Please convey orally following message to President Marcos. Explain that the President has asked you personally to make this presentation.

Begin message: Before visiting Peking and Moscow the President is consulting with several heads of friendly and allied governments. He would have liked to have had an opportunity to get together with President Marcos in the course of these consultations. Unfortunately it is now clear that that will not be possible.

While the President very much regrets this, he is mindful that he and President Marcos have kept in close touch with one another’s thinking on key issues. The President was pleased that Mrs. Marcos was able to visit the US in October and meet with him. He was grateful that President Marcos received Secretary Connally last month and engaged in a frank exchange of views with him. Finally, the exchange of letters between President Marcos and himself has, he feels, very usefully clarified our two countries’ mutual understanding on important problems of common interest.

The President now wants to let President Marcos know what he is discussing during the Summit consultations.

Moscow Visit

The President during his current consultations is reviewing the general state of relations with the USSR, preparatory to his visit to Moscow in May 1972. He is making it clear that the US had no intention of “dealing over the heads” of its friends and allies in any matter where their security interests might be affected. For example, there have been no, and there will be no, bilateral US-Soviet negotiations on mutual withdrawal of forces from Europe.

The President is indicating during the consultations that some concrete progress might be made either before or during the Moscow visit in such bilateral areas as arms control and economic relations.

Peking Visit The principle purpose of the President’s visit is that the PRC and ourselves achieve a better understanding of each others’ positions, and [Page 521]that we establish a continuing means of remaining informed about these positions. In addition, he hopes that the two sides will be able to agree on at least the beginning of exchanges in nonpolitical fields so that our two peoples will begin to understand each other better.

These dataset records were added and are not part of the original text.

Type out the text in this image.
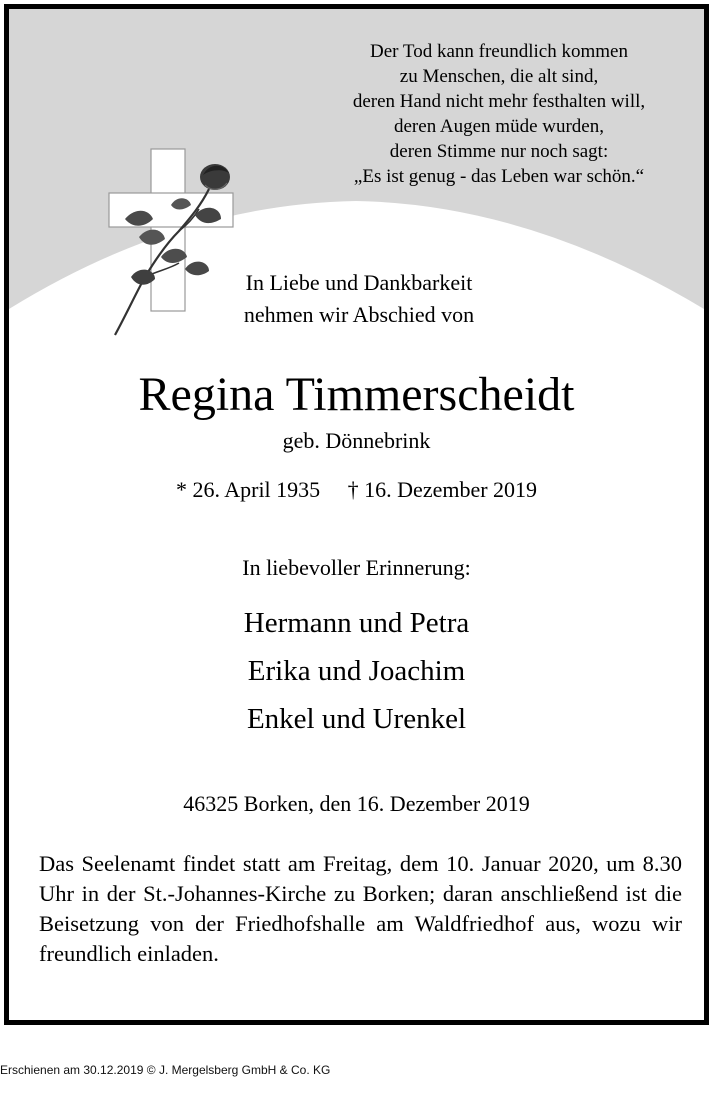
Der Tod kann freundlich kommen
zu Menschen, die alt sind,
deren Hand nicht mehr festhalten will,
deren Augen müde wurden,
deren Stimme nur noch sagt:
„Es ist genug - das Leben war schön.“
In Liebe und Dankbarkeit
nehmen wir Abschied von
Regina Timmerscheidt
geb. Dönnebrink
* 26. April 1935 † 16. Dezember 2019
In liebevoller Erinnerung:
Hermann und Petra
Erika und Joachim
Enkel und Urenkel
46325 Borken, den 16. Dezember 2019
Das Seelenamt findet statt am Freitag, dem 10. Januar 2020, um 8.30 Uhr in der St.-Johannes-Kirche zu Borken; daran anschließend ist die Beisetzung von der Friedhofshalle am Waldfriedhof aus, wozu wir freundlich einladen.
Erschienen am 30.12.2019 © J. Mergelsberg GmbH & Co. KG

The President is emphasizing that neither side is under any illusions as to the depth and complexity of the differences that separate us. Having been two decades in developing, these differences will not be easily resolved. Nevertheless, we hope to make a beginning toward clarifying our positions and toward working out the real differences that stand between us. To the extent we are successful, we believe we will have helped reduce tensions in Asia and the world, which should be of benefit to all nations.

The President is stressing that he has the interests of the Philippines and our other friends and allies very much in mind. He has no intention of concluding agreements at the expense of other countries; the talks will, in fact, focus on USPRC bilateral issues. Given our differences, the question of formal diplomatic relations will not arise. Nor will US treaty commitments with other countries be affected.

Economic Issues

The President is extremely pleased that agreement has been reached on the realignment of exchange rates. This agreement—which is the basis for a restoration of international monetary and financial stability—is a manifestation of cooperation among the major trading nations to the mutual advantage of all. It is, further, evidence that economic differences which we may have with our trading partners can and will be solved amicably in a spirit of international cooperation. It would be incorrect for China, the Soviet Union, or any other nation to see such economic differences as representing an opportunity to divide free world nations. End message.

USG does not intend to make delivery of message public. Would appreciate host government also maintaining confidential nature of both fact and content of message. (FYI—similar messages are also being sent to selected other leaders. End FYI)
  1. Source: National Archives, Nixon Presidential Materials, NSC Files, Box 557, Country Files, Far East, Philippines, Vol. IV. Secret; Priority, Exdis. Text received from the White House.